Возможно, это и было главной причиной его неудавшихся попыток сделать карьеру в мире легкой музыки – попыток, которые пока что не предвещали благоприятного исхода.
Невзирая на то что мечты рассыпались в прах одна за другой, Амос продолжал прилагать массу усилий к тому, чтобы добиться своих целей. В нем происходили большие изменения.
Намереваясь хорошенько подготовиться к госэкзамену, он поступил на постуниверситетские курсы, а в свободное время продолжал записывать песни, рассылать кассеты и играть в ресторанах и барах. Тем временем конкуренция вокруг становилась все агрессивнее, в основном в связи с распространением компьютерных технологий и появлением музыкальных фонограмм, под которые можно было напевать без особого напряжения.
Амос великолепно отдавал себе отчет в том, что рассчитывать на этот род деятельности ему не приходится и что время играет не в его пользу: ему было уже не двадцать лет, и, соответственно, места для иллюзий не оставалось. Но вместо того, чтобы чувствовать себя отчаявшимся, побежденным или, по крайней мере, серьезно обеспокоенным, он наслаждался покоем и ясностью мысли, с каждым днем делавшими его сильнее и увереннее в себе: он был в ладах с собственной совестью, ибо хорошо знал, что делает все возможное, совершенствуясь в учебе и работе.
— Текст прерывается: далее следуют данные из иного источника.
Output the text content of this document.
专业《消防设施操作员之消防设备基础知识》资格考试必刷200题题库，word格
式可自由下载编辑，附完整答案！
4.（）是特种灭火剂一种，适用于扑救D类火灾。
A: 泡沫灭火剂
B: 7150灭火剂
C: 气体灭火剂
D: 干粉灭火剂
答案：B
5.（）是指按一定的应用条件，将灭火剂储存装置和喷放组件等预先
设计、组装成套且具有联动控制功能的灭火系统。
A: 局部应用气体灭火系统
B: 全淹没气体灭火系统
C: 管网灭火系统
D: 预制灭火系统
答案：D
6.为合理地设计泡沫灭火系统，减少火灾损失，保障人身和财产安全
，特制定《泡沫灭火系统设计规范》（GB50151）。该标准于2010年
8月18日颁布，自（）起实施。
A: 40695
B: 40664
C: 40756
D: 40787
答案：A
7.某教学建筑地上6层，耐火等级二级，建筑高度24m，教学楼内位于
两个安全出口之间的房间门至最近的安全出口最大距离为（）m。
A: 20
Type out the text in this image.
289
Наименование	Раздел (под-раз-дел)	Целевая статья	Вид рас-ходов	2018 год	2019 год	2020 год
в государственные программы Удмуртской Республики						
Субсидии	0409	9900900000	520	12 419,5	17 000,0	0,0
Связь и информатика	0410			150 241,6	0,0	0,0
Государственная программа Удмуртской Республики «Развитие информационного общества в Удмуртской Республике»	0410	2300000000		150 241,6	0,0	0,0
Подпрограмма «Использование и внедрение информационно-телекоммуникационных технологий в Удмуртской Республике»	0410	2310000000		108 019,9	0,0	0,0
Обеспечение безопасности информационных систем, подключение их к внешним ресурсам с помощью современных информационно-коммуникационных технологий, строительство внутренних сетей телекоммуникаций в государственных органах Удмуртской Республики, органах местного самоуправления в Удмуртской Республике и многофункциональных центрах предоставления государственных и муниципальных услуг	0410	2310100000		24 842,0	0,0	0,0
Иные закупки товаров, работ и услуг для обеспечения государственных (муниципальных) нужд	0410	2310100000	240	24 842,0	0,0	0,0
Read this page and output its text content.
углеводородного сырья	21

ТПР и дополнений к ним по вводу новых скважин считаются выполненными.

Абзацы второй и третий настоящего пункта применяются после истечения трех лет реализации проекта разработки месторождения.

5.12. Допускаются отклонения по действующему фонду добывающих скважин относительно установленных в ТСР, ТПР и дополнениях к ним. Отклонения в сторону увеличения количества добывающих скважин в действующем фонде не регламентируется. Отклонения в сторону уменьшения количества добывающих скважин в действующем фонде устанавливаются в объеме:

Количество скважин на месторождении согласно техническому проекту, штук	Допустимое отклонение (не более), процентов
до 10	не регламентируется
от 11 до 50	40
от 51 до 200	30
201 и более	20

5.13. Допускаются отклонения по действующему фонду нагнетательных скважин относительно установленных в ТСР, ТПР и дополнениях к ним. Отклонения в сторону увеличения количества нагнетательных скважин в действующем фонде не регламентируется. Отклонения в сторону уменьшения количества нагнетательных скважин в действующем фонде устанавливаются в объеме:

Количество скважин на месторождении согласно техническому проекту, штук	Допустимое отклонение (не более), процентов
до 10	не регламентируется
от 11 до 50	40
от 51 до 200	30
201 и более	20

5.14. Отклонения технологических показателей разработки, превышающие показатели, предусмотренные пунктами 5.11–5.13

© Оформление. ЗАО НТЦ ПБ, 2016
«После грозы всегда сияет солнце», – говорил ему Этторе по разным случаям, и было нечто необъяснимое и неподдающееся расшифровке в уверенности Амоса, что вскоре и для него вспыхнет солнечный свет среди туч. А пока он с искренним восхищением наблюдал за успехами других людей в области музыки и смеялся над теми, кто, в страхе ранить собственное самолюбие, пытался приуменьшать чужие успехи. Так жизнь казалась ему проще и прекрасней. Он чувствовал легкость и свободу, был открытым и раскованным и лучше понимал происходящее вокруг.
Заново оценивая качество собственных песен, он понял, что в них и в самом деле не хватало оригинальности и, может быть, даже силы. Они были творениями автора-любителя, грамматически правильными, но не более того. В его манере исполнения отсутствовал характер. Тембр был приятным, хотя в голосе иногда отчетливо слышались напряжение, надрыв, что не могло удовлетворять даже его самого. Как же быть?
В один прекрасный день, закончив работу, настройщик позвал Амоса опробовать пианино. Он сел, сыграл несколько произвольных гамм и арпеджио, а потом, взяв си бемоль мажор, начал исполнять «Аве Марию» Шуберта. Опасаясь сложностей с левой рукой, на которую партитура возлагает основную нагрузку, на последних аккордах вступления он решил помочь себе голосом. Настройщик слушал его, опершись локтями о пианино.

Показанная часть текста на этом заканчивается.